I’m coding custom attributes instead marker interfaces
public class FooAssignableAttribute : Attribute
{
...
}
[FooAssignable]
public class Foo
{
...
}
Can’t I code a dictionary like this?
Dictionary<string, FooAssignable> dictionary;
Avoiding marker interfaces, I’m trying to use custom attrutes. Why can’t I write the above code?
No, this doesn’t work. The parametric types of a generic collection (or other generic) in C# must be declarable types, and attributes exist only as metadata.
You cannot have an object of type FooAssignable. You can have an object that has the attribute FooAssignable, but this isn’t the same as having it as a supertype. FooAssignable is not a class or interface, and isn’t a valid type specifier. FooAssignableAttribute is, but that is the type that refers to the attribute itself, not items tagged with that attribute.
Consider that in a Dictionary, the out type for the indexer is the out type you’ve provided. But you can’t have a variable of type FooAssignable- you can have a variable of a type that has been tagged with FooAssignable, but there is no single base class that all those types fit. Since that type declaration is illegal, this Dictionary would have an illegal, nonexistent type as the return type for the getter from its indexer, among many other places. A C# type check cannot be spontaneously replaced via generic mechanisms with an attribute presence check.

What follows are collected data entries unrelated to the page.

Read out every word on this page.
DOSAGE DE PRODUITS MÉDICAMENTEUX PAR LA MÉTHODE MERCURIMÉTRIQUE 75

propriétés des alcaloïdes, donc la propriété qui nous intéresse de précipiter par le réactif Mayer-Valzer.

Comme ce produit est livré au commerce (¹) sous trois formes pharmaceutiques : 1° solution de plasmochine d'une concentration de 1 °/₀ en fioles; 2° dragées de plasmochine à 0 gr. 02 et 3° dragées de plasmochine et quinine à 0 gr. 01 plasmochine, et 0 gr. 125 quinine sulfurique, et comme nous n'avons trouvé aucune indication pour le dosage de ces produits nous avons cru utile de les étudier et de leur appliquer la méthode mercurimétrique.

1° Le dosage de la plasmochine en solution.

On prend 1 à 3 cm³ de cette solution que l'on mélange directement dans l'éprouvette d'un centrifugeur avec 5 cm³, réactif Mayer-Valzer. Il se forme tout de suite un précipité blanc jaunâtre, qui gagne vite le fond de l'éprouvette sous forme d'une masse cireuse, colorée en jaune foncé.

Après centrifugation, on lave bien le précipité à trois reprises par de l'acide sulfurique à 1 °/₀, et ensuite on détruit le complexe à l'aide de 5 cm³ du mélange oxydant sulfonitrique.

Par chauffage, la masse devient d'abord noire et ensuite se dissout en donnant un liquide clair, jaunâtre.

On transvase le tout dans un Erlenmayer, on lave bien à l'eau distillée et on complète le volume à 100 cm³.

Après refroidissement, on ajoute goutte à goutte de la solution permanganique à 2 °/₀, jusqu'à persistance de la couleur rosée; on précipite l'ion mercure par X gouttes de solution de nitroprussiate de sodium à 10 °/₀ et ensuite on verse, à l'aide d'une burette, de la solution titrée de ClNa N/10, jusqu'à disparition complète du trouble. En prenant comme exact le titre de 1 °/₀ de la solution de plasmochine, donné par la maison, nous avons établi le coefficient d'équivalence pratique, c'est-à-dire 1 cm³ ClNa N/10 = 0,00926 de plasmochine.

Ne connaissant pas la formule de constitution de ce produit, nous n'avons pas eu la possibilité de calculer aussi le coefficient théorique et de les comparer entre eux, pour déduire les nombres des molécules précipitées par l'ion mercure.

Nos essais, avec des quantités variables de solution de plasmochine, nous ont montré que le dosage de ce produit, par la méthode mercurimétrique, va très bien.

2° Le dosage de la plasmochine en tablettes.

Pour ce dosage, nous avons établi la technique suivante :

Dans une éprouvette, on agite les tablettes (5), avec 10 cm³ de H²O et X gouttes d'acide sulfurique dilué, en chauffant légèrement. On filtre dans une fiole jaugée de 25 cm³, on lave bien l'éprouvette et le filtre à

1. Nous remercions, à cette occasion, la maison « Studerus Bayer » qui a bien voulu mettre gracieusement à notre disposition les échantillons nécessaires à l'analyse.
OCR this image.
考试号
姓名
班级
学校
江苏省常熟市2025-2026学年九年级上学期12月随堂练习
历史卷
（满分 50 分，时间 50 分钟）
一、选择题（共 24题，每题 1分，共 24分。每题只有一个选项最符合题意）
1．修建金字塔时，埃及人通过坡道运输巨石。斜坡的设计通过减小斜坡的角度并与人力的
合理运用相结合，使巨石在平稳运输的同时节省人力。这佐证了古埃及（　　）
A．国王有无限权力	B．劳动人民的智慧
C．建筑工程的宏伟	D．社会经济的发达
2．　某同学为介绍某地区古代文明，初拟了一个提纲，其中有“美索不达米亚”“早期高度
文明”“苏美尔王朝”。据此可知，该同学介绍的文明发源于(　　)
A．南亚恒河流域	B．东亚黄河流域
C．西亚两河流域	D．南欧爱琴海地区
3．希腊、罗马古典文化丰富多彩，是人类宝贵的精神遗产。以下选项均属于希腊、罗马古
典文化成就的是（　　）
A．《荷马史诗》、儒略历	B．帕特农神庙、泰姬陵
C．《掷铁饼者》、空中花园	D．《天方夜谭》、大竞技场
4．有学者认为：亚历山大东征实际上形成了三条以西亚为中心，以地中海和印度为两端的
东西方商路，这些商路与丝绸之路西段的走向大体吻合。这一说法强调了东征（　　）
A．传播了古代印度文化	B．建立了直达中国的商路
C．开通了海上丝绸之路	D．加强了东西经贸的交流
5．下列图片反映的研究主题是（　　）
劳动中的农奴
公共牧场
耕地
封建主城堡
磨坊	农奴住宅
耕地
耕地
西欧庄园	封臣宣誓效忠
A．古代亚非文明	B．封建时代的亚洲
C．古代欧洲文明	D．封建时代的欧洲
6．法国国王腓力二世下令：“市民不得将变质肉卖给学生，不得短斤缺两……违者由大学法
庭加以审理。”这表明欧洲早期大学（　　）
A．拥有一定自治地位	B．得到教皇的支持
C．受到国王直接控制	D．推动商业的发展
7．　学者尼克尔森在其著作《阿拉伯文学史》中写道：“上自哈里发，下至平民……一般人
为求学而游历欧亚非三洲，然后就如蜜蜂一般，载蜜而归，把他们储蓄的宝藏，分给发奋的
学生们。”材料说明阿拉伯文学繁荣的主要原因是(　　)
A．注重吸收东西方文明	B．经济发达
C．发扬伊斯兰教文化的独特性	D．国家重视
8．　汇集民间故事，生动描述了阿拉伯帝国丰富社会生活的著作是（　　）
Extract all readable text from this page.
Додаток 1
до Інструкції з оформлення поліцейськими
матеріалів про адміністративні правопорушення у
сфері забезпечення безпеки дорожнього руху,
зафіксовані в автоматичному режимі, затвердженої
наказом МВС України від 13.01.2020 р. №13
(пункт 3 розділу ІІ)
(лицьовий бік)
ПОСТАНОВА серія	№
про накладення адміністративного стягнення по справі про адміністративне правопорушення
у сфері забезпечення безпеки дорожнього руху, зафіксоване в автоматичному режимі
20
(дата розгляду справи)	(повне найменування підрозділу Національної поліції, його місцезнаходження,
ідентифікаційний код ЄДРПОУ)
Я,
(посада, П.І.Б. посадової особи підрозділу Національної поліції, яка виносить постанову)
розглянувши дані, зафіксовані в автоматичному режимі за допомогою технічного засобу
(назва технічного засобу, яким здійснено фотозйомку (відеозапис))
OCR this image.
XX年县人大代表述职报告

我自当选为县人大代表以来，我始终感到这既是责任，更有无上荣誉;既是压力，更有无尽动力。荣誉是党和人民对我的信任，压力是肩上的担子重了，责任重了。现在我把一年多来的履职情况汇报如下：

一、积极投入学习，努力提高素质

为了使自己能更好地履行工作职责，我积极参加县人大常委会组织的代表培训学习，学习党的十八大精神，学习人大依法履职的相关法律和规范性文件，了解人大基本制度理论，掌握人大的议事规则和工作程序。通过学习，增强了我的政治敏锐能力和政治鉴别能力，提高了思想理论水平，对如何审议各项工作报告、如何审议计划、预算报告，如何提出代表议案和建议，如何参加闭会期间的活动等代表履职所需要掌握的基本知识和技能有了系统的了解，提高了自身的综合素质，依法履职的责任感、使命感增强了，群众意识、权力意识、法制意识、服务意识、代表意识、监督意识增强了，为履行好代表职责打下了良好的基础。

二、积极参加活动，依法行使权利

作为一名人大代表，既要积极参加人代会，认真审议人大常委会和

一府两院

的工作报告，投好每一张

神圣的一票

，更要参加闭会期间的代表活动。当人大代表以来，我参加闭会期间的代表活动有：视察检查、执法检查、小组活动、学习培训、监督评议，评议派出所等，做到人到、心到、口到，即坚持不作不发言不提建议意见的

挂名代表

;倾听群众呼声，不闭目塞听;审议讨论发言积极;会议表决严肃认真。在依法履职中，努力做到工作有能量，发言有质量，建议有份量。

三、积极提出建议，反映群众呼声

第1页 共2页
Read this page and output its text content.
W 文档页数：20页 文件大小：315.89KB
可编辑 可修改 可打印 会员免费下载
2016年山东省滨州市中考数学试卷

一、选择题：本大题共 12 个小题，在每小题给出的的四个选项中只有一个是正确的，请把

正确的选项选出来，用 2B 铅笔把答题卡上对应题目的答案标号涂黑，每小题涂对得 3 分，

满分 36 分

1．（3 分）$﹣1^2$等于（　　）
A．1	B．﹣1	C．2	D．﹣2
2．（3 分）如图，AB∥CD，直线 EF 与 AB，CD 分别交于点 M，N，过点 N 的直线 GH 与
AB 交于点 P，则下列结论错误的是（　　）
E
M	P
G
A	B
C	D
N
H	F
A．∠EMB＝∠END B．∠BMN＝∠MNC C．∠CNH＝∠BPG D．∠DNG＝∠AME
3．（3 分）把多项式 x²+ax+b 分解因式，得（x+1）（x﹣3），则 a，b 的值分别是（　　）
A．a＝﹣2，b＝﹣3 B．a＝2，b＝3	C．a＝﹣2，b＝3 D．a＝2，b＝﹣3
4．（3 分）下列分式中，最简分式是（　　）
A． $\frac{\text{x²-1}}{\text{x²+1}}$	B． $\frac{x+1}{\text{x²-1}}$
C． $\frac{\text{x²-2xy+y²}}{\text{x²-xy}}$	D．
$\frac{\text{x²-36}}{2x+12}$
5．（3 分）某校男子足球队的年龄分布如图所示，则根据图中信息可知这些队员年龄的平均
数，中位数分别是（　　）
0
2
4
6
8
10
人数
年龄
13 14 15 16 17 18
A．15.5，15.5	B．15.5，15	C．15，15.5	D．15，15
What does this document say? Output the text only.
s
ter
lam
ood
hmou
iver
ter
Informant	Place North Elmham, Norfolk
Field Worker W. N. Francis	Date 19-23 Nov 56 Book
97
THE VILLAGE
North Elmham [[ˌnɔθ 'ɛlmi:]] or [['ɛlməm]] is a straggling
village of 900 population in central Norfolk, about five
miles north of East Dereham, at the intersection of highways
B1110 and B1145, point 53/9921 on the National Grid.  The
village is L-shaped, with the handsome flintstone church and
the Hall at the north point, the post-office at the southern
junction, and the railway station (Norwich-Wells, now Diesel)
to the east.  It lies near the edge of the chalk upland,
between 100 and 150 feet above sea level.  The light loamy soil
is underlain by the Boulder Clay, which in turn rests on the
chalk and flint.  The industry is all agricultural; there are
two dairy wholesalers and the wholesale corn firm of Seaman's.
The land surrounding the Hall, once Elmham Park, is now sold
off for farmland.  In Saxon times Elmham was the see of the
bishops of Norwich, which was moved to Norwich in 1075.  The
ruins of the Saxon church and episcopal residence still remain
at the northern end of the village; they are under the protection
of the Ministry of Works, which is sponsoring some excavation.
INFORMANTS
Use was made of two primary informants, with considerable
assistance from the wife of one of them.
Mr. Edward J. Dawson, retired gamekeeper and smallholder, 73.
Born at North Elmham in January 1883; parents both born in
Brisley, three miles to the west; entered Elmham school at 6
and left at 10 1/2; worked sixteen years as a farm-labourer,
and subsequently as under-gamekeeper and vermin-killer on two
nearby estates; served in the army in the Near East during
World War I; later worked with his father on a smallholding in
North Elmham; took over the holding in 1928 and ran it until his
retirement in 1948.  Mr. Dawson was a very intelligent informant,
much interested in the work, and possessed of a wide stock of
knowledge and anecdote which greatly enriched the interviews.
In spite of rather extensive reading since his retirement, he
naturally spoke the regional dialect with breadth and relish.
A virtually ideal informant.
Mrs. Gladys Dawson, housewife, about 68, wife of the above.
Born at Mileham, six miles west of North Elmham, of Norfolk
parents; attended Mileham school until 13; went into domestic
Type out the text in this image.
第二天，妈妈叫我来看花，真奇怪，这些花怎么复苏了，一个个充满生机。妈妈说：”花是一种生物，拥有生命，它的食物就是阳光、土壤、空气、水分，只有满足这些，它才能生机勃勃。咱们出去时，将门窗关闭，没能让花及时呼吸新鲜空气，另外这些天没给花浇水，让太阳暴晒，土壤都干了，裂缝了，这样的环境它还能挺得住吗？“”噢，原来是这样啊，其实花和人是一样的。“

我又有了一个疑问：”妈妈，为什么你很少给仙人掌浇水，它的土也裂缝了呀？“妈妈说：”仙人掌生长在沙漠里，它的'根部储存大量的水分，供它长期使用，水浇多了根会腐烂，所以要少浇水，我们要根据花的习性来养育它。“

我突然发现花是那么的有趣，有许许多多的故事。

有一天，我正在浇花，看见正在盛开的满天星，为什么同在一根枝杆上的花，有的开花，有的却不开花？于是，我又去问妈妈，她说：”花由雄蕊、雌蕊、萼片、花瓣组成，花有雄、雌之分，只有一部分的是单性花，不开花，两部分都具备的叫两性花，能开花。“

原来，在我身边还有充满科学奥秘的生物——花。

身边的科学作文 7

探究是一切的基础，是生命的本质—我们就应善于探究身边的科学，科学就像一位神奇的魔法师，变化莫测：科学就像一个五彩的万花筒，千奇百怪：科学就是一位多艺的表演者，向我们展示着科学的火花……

Anything you want the type system to check for you has to be part of the type system. Attribute evaluation does not define types, so the type system can’t do this for you; meanwhile, generics are the part of the language that most directly interacts with the type system. You’ll have to actually go through the type system to perform a check like this, and that does mean promoting FooAssignableAttribute to an interface (IFooAssignable?) instead.